I use the term Progressive Scaffolding and Evaluation (PSE) to describe a skills development process where students are participants in a process to help each other while developing the evaluation criteria which will be used in their final project assessment.
This is a strategy I use in OD-650 Strategic Communication where students develop live or online video presentation skills depending on the format of the course. These student presentations are on topics related to diversity, communicating effectively, persuasion, negotiation, and managing conflict. The presentations are an important knowledge sharing component within the design of the course but also are designed to help students develop professional presentation skills.
Effectively communicating is a complex endeavor. There is no set process guaranteeing success and often students have little in the way of heuristics that guides them in what is acceptable and not acceptable in professional presentations. This approach not only helps build presenting skills but more importantly it help conceptualize best practices.
Associate Learning Theory
Constructivism: learners are actively involved in the construction of knowledge. It requires critical thinking and is most successful through a scaffolding strategy (e.g. zone of proximal development) where students help each other.
The approach works best in situations where students are developing knowledge and skills in complex domains. In this example students conceptualize heuristics or best practices of presenting. It requires students to research, discuss, and think critically about what is acceptable and not acceptable in professional presentations.
The technique is less effective where tasks are already clearly defined and compliance to set standards are required though it could be used to help students understand why such restrictions are in place.
Strategic Communication requires a number of communication and higher level thinking ILOs that can be accomplished through the presentation skills development components within the course. These include:
Employ active listening techniques, including summarizing, paraphrasing, questioning, and nonverbal response.
Make a clear, well-organized verbal presentation.
Use group process skills.
Make and evaluate decisions based on appropriate criteria and projected consequences.
Students are asked to make three short presentations. The first two presentations are graded on participation only while the third presentation is graded on an evaluation rubric constructed by the students.
Process of skills development transitions from low-risk activities to graded performance activity. Time for failure, feedback, and corrections.
Scaffolding process transitions from individual assignment to dyadic interactions to group presentations.
Students are engaged throughout the process in identifying and refining criterion used in the final evaluation of professional presentations.

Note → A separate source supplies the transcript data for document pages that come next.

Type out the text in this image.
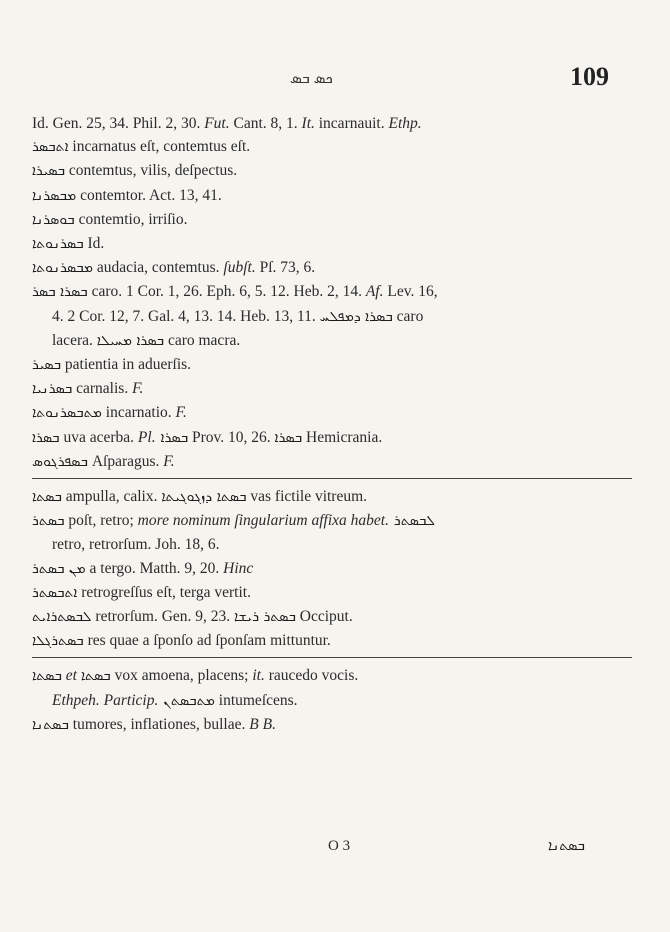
ܟܣ ܒܣ	109
Id. Gen. 25, 34. Phil. 2, 30. Fut. Cant. 8, 1. It. incarnauit. Ethp.
ܐܬܒܣܪ incarnatus eſt, contemtus eſt.
ܒܣܝܪܐ contemtus, vilis, deſpectus.
ܡܒܣܪܢܐ contemtor. Act. 13, 41.
ܒܘܣܪܢܐ contemtio, irriſio.
ܒܣܪܢܘܬܐ Id.
ܡܒܣܪܢܘܬܐ audacia, contemtus. ſubſt. Pſ. 73, 6.
ܒܣܪܐ ܒܣܪ caro. 1 Cor. 1, 26. Eph. 6, 5. 12. Heb. 2, 14. Af. Lev. 16,
4. 2 Cor. 12, 7. Gal. 4, 13. 14. Heb. 13, 11. ܒܣܪܐ ܕܡܦܠܚ caro
lacera. ܒܣܪܐ ܡܚܝܠܐ caro macra.
ܒܣܝܪ patientia in aduerſis.
ܒܣܪܢܝܐ carnalis. F.
ܡܬܒܣܪܢܘܬܐ incarnatio. F.
ܒܣܪܐ uva acerba. Pl. ܒܣܪܐ Prov. 10, 26. ܒܣܪܐ Hemicrania.
ܒܣܦܪܓܘܣ Aſparagus. F.
ܒܣܬܐ ampulla, calix. ܒܣܬܐ ܕܙܓܘܓܝܬܐ vas fictile vitreum.
ܒܣܬܪ poſt, retro; more nominum ſingularium affixa habet. ܠܒܣܬܪ
retro, retrorſum. Joh. 18, 6.
ܡܢ ܒܣܬܪ a tergo. Matth. 9, 20. Hinc
ܐܬܒܣܬܪ retrogreſſus eſt, terga vertit.
ܠܒܣܬܪܐܝܬ retrorſum. Gen. 9, 23. ܒܣܬܪ ܪܝܫܐ Occiput.
ܒܣܬܪܓܠܐ res quae a ſponſo ad ſponſam mittuntur.
ܒܣܬܐ et ܒܣܬܐ vox amoena, placens; it. raucedo vocis.
Ethpeh. Particip. ܡܬܒܣܬܢ intumeſcens.
ܒܣܬܢܐ tumores, inflationes, bullae. B B.
O 3	ܒܣܬܢܐ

Example in OD-650 Strategic Communication
This example occurs in four phases:
Within few days of starting the course students are asked to give a 30 second or less presentation instructing themselves to the class as part of an ice-breaker activity. No guidance, no expectations, and no grades; therefore no risk. For online courses this helps identify any students who may have technical challenges in creating an online media file giving us enough time to resolve problems if needed.
The first speaking assignment is a 1 minute presentation created on video whether in class or online. I let the students know that the only person who will review is the instructor. The only grade is for participation. This is a low risk activity designed to give initial feedback. From this students are aware of themselves and possible criteria that may be used to describe levels of accomplishment. Following this assignment students are formed into groups and asked to create an evaluation rubric for professional presentations. The deliverable is an initial draft of the rubric. Grading for both the presentation and collaboration are based on participation only. Students have practical experience that helps as they engage in abstract conceptualization.

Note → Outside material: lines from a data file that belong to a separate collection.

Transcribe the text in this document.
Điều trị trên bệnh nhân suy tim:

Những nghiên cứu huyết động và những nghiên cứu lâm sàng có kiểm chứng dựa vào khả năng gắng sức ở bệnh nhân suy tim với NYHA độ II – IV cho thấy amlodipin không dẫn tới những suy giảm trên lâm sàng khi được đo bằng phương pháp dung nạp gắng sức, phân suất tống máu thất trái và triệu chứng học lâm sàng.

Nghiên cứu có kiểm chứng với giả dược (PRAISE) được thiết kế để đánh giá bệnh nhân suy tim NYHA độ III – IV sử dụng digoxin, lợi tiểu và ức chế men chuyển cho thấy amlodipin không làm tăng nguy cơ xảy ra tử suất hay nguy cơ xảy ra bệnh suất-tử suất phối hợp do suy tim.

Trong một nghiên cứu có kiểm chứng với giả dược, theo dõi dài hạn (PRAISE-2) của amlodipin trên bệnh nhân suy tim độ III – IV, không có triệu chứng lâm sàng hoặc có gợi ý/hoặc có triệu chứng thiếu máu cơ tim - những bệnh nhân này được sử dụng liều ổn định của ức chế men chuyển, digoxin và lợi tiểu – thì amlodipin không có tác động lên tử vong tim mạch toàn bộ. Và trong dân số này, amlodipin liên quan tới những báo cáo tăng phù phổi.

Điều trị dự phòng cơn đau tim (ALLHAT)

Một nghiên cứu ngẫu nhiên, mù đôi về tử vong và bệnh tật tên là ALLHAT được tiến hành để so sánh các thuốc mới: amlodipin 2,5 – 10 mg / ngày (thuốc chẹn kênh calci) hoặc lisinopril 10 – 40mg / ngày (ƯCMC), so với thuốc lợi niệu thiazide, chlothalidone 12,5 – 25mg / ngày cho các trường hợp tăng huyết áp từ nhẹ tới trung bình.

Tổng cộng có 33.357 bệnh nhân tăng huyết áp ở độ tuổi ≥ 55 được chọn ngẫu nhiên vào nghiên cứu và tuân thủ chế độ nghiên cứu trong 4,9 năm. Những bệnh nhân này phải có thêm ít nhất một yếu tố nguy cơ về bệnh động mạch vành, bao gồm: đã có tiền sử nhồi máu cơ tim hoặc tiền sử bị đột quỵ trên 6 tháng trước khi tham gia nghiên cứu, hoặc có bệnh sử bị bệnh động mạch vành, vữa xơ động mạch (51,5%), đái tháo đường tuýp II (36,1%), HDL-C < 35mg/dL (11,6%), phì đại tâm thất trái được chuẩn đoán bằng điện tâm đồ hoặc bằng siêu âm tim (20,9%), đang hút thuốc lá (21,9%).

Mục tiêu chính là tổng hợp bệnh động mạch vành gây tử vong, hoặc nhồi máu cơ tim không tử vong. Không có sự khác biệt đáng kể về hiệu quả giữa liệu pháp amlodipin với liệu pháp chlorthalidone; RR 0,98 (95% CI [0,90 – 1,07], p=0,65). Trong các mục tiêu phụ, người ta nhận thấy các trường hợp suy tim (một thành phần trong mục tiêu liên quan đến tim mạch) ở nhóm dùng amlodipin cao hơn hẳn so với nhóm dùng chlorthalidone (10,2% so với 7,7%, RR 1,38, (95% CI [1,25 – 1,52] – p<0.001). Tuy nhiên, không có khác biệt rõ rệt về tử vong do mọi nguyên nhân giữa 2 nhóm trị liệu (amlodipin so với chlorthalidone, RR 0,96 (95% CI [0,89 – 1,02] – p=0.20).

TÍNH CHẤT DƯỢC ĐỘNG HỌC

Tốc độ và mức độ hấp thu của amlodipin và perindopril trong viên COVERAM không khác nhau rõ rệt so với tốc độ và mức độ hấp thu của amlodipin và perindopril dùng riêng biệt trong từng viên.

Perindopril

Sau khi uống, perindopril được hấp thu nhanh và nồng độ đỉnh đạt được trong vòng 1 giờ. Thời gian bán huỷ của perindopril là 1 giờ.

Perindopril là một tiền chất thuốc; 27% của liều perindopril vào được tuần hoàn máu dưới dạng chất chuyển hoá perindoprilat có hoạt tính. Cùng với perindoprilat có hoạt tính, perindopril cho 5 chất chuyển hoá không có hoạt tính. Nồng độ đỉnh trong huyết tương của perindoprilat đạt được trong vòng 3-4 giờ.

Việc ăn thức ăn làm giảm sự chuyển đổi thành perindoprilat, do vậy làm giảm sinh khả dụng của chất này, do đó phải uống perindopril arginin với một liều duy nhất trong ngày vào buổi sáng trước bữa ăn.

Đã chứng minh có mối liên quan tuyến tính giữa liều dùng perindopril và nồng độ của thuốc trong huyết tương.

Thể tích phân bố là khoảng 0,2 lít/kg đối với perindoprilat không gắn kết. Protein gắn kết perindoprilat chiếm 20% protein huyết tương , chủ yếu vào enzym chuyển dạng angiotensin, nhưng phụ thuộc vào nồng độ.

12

The second speaking assignment is a 3 minute presentation which students make within their groups. Students use the first draft of the valuation rubric to evaluate each other. Group activities include time to discuss and refine their rubric criteria. Grading is based on participation only. In terms of Vygotsky’s zone of proximal development, the collaboration helps students learn how to improve their presentation skills which they unlikely would have difficulty doing on their own.
The third speaking assignment is a 5 minute presentation to the class. Students are allowed to give constructive feedback to each other and the actual grade for the assignment is based on a rubric that was constructed from the individual group efforts. Whether online or in class, the presentations are recorded so students can review their own performance afterwards based on the evaluation criteria they collaborated on during the process.